I've always thought Star Trek was too much with the America, and it just occured to me readng another thread, two things
1. Why America? what major inventions have come out of there?
You mean besides the sextant, bifocal glasses, the cotton gin, the refrigerator, the coffee pot, the sewing machine, the revolver, the telegraph machine (developed independently but simultaneously with Europe), the safety pin, the first commercially viable typewriter, the motorcycle, blue jeans, the mimeograph, the telephone, the cash register, the electric fan, the skyscraper, Coca-Cola, the hand-held box camera, the escalator, the Ferris Wheel, the gasoline-powered tractor, the zipper, the air conditioner, crayons, windshield wipers, the tea bag, the wirephoto, the Band-Aid, frozen food, the chocolate chip cookie, radio astronomy, the photocopier, nylon, the defibrillator, the aerosol spray can, the microwave oven, carbon dating, the Polaroid camera, the disposable diaper, the heart-lung machine, the nuclear submarine, the polio vaccine, the atom bomb, the integrated circuit, the oral contraceptive, lasers, fiber-optics, the handheld calculator, the product barcode, the space shuttle, the Saturn V rocket and Lunar lander, the graphical user interface, the Hubble Space Telescope, the Human Genome Project?
Well, there's the electric light bulb, the airplane, and the Internet.
Whatever you may think of America, we have a pretty good history of producing major inventions. Especially Ohio -- Ohioans invented the light bulb
and the airplane, and an Ohioan was the first man to set foot on Luna.
Why not Germany or Japan?
Well, one, we have a decent history of invention ourselves.

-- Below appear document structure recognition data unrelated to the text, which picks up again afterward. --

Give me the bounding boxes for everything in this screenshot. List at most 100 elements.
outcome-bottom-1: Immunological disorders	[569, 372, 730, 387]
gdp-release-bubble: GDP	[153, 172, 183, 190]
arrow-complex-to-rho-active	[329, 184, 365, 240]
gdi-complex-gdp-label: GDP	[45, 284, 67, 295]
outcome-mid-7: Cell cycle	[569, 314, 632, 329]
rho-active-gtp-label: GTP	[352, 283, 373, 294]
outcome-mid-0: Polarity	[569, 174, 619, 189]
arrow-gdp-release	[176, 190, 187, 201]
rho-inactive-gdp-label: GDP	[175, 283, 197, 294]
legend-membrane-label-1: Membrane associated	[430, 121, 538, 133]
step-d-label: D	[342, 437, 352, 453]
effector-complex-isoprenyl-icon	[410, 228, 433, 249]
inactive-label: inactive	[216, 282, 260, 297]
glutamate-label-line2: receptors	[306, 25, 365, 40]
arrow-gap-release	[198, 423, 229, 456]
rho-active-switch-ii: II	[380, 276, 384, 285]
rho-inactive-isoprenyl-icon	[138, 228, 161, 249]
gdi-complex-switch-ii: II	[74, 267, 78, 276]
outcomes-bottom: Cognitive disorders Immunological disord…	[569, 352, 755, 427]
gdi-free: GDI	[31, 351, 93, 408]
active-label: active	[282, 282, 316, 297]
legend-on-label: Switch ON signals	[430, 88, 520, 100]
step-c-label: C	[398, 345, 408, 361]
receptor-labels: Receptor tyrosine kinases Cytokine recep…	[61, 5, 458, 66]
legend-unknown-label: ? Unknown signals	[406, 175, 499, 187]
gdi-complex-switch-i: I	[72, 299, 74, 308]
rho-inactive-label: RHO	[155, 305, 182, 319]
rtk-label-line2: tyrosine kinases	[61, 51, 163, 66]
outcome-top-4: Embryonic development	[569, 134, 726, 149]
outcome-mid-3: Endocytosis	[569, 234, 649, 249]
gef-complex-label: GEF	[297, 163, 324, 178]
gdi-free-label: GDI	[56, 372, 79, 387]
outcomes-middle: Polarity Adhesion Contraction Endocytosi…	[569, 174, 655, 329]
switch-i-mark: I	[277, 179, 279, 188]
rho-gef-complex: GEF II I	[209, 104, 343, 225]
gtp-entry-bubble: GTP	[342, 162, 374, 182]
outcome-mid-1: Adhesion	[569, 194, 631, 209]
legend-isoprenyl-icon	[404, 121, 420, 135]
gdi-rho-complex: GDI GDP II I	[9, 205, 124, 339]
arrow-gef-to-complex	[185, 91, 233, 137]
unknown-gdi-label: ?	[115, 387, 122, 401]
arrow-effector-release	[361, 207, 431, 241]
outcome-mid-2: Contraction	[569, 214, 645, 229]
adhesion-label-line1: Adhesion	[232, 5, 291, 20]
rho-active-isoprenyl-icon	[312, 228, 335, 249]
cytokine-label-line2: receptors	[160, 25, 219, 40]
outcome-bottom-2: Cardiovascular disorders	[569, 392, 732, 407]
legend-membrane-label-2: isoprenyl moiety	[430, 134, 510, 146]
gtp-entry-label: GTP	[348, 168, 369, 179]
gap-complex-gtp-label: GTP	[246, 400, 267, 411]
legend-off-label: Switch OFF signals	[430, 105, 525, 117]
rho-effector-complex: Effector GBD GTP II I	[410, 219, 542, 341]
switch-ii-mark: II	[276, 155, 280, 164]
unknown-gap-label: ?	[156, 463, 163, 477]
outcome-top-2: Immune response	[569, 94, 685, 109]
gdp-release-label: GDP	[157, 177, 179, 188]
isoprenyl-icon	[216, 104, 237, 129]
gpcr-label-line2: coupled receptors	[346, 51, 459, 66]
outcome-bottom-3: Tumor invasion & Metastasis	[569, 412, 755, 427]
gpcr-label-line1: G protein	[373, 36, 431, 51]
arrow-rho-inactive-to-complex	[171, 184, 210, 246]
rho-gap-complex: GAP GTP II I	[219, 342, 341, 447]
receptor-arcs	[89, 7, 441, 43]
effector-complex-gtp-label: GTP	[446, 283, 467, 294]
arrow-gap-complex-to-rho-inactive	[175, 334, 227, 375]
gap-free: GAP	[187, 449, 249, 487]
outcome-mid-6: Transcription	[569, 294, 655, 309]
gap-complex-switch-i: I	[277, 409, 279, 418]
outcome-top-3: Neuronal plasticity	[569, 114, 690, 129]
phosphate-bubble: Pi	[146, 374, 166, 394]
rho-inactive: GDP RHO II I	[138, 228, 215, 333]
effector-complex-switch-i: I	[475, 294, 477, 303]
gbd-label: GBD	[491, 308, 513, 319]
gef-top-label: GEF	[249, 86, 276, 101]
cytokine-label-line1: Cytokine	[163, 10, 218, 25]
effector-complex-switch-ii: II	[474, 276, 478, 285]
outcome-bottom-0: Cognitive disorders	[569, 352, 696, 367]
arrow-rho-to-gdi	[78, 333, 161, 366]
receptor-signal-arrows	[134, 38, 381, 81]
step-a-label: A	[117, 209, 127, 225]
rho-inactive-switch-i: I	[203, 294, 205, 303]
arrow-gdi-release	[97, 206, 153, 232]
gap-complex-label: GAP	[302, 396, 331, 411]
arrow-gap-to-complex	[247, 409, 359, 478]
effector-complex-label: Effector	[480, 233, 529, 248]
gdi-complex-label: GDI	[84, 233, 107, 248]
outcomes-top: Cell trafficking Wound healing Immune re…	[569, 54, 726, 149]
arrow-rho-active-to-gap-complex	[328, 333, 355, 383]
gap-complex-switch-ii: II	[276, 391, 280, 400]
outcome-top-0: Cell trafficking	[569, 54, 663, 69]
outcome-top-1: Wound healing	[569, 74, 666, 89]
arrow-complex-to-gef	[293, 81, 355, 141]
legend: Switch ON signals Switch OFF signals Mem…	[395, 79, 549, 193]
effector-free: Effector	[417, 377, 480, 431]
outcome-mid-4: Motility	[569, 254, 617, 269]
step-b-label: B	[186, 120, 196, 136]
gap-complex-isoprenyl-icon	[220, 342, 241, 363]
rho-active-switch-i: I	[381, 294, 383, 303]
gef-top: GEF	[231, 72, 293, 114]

Two, TOS's Cochrane had an American accent. And three, because it's an American production. You might as well ask why the denizens of New New York in the Year 5 Billion on
Doctor Who all speak with British accents.
2. Was it not unrealistic to have a private scientist like ZC develope Warp Drive with scarce resources after a nuclear war? why not someone like NASA, the ESA or some global UN eqivilant?

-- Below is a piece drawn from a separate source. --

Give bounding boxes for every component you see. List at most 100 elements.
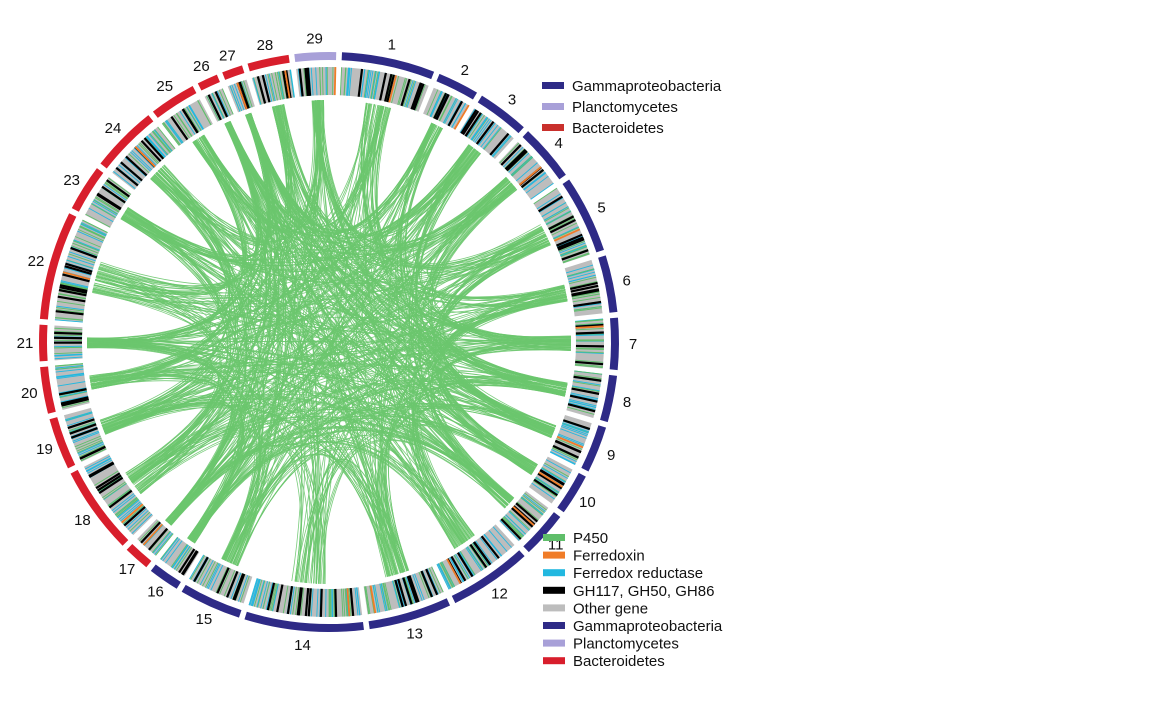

Well, NASA, the ESA, and the New United Nations were probably all gone after the war. Having said that, the details of how Cochrane invented warp drive are unestablished; he
was using resources that had once belonged to the United States Air Force. It's possible that Cochrane's warp drive development project began as a government-sponsored project before the war and that he continued it privately after the collapse of the US government during the war. Indeed, that's what the novel
The Lost Era: The Sundered by Michael A. Martin and Andy Mangels establishes.

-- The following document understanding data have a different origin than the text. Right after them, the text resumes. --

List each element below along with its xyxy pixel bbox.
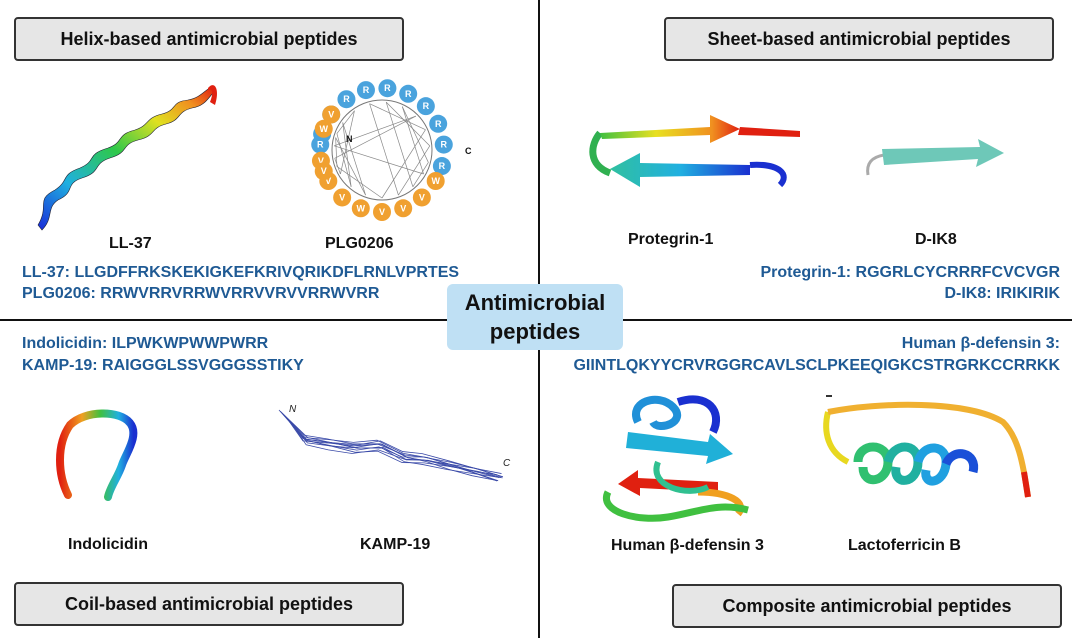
- protegrin1-label: Protegrin-1: [628, 231, 714, 248]
- svg-text:W: W: [431, 176, 440, 186]
- wheel-residue-orange: V: [412, 188, 431, 207]
- wheel-connector-line: [334, 115, 417, 159]
- hbd3-composite-structure: [603, 395, 749, 522]
- svg-text:V: V: [339, 192, 345, 202]
- kamp19-conformer-trace: [284, 415, 498, 482]
- center-title-line1: Antimicrobial: [464, 290, 606, 315]
- center-title-box: Antimicrobial peptides: [447, 284, 623, 350]
- wheel-connector-line: [385, 102, 414, 187]
- wheel-residue-blue: R: [416, 97, 435, 116]
- hbd3-label: Human β-defensin 3: [611, 537, 764, 554]
- kamp19-conformer-trace: [288, 419, 502, 478]
- coil-section-title: Coil-based antimicrobial peptides: [14, 582, 404, 626]
- svg-text:V: V: [321, 166, 327, 176]
- wheel-connector-line: [381, 129, 426, 199]
- kamp19-sequence: KAMP-19: RAIGGGLSSVGGGSSTIKY: [22, 357, 304, 374]
- wheel-connector-line: [336, 110, 355, 134]
- center-title-line2: peptides: [489, 319, 581, 344]
- wheel-connector-line: [342, 122, 366, 196]
- wheel-connector-line: [369, 103, 399, 196]
- svg-text:V: V: [328, 109, 334, 119]
- svg-text:R: R: [405, 89, 412, 99]
- wheel-residue-blue: R: [434, 135, 453, 154]
- wheel-residue-orange: W: [426, 172, 445, 190]
- ll37-label: LL-37: [109, 235, 152, 252]
- svg-text:V: V: [325, 176, 331, 186]
- lactoferricin-label: Lactoferricin B: [848, 537, 961, 554]
- svg-text:R: R: [384, 83, 391, 93]
- kamp19-n-terminus: N: [289, 404, 297, 415]
- ll37-helix-structure: [37, 85, 218, 231]
- protegrin1-sheet-structure: [589, 115, 800, 188]
- wheel-connector-line: [401, 106, 424, 175]
- svg-text:R: R: [441, 140, 448, 150]
- svg-text:W: W: [319, 124, 328, 134]
- wheel-residue-orange: V: [373, 203, 391, 221]
- svg-text:R: R: [423, 101, 430, 111]
- wheel-residue-blue: R: [356, 81, 375, 100]
- wheel-residue-blue: R: [399, 84, 418, 103]
- svg-text:R: R: [317, 140, 324, 150]
- kamp19-ensemble-structure: N C: [278, 404, 511, 482]
- indolicidin-coil-structure: [56, 409, 138, 501]
- wheel-connector-line: [336, 166, 383, 199]
- hbd3-sequence: GIINTLQKYYCRVRGGRCAVLSCLPKEEQIGKCSTRGRKC…: [573, 357, 1060, 374]
- wheel-residue-blue: R: [337, 90, 356, 109]
- hbd3-sequence-label: Human β-defensin 3:: [901, 335, 1060, 352]
- kamp19-label: KAMP-19: [360, 536, 431, 553]
- lactoferricin-composite-structure: [823, 395, 1031, 498]
- svg-text:V: V: [419, 192, 425, 202]
- wheel-connector-line: [401, 106, 429, 163]
- plg0206-sequence: PLG0206: RRWVRRVRRWVRRVVRVVRRWVRR: [22, 285, 380, 302]
- helix-section-title: Helix-based antimicrobial peptides: [14, 17, 404, 61]
- svg-text:R: R: [435, 119, 442, 129]
- wheel-residue-orange: W: [314, 119, 333, 138]
- wheel-connector-line: [340, 110, 355, 175]
- wheel-connector-line: [342, 122, 352, 187]
- wheel-residue-orange: V: [314, 162, 333, 181]
- dik8-label: D-IK8: [915, 231, 957, 248]
- wheel-connector-line: [398, 145, 431, 196]
- kamp19-c-terminus: C: [503, 458, 511, 469]
- svg-text:V: V: [318, 156, 324, 166]
- svg-text:W: W: [357, 203, 366, 213]
- kamp19-conformer-trace: [279, 410, 500, 478]
- sheet-section-title: Sheet-based antimicrobial peptides: [664, 17, 1054, 61]
- plg0206-label: PLG0206: [325, 235, 394, 252]
- composite-section-title: Composite antimicrobial peptides: [672, 584, 1062, 628]
- svg-text:V: V: [400, 203, 406, 213]
- indolicidin-label: Indolicidin: [68, 536, 148, 553]
- svg-text:R: R: [363, 85, 370, 95]
- kamp19-conformer-trace: [289, 420, 498, 482]
- dik8-sheet-structure: [866, 139, 1004, 176]
- svg-text:R: R: [343, 94, 350, 104]
- wheel-connector-line: [334, 158, 341, 175]
- wheel-connector-line: [369, 103, 426, 131]
- dik8-sequence: D-IK8: IRIKIRIK: [944, 285, 1060, 302]
- wheel-residue-orange: V: [394, 199, 413, 218]
- wheel-residue-orange: V: [322, 105, 341, 124]
- protegrin1-sequence: Protegrin-1: RGGRLCYCRRRFCVCVGR: [760, 264, 1060, 281]
- wheel-residue-orange: W: [351, 199, 370, 218]
- wheel-n-terminus: N: [346, 134, 353, 144]
- wheel-connector-line: [336, 133, 352, 187]
- wheel-residue-blue: R: [378, 79, 397, 98]
- svg-text:V: V: [379, 207, 385, 217]
- kamp19-conformer-trace: [285, 416, 499, 482]
- wheel-connector-line: [412, 162, 429, 187]
- wheel-residue-blue: R: [429, 114, 448, 133]
- indolicidin-sequence: Indolicidin: ILPWKWPWWPWRR: [22, 335, 269, 352]
- ll37-sequence: LL-37: LLGDFFRKSKEKIGKEFKRIVQRIKDFLRNLVP…: [22, 264, 460, 281]
- wheel-residue-blue: R: [432, 157, 451, 176]
- plg0206-helical-wheel: RRRRRRRRRRRVVWVVVWVWVV N C: [311, 79, 472, 221]
- wheel-residue-blue: R: [311, 135, 330, 154]
- wheel-residue-orange: V: [333, 188, 352, 207]
- wheel-connector-line: [335, 137, 338, 167]
- svg-text:R: R: [439, 161, 446, 171]
- wheel-c-terminus: C: [465, 146, 472, 156]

But it's not that unrealistic -- the history of American invention shows a healthy mixture of inventions resulting from both private (airplane) and public (the Internet) endeavors. And of course American inventions have a history of being augmented by ingenious inventors and engineers in other countries; our friends and neighbors in Great Britain made the Internet a success by developing the World Wide Web, for instance.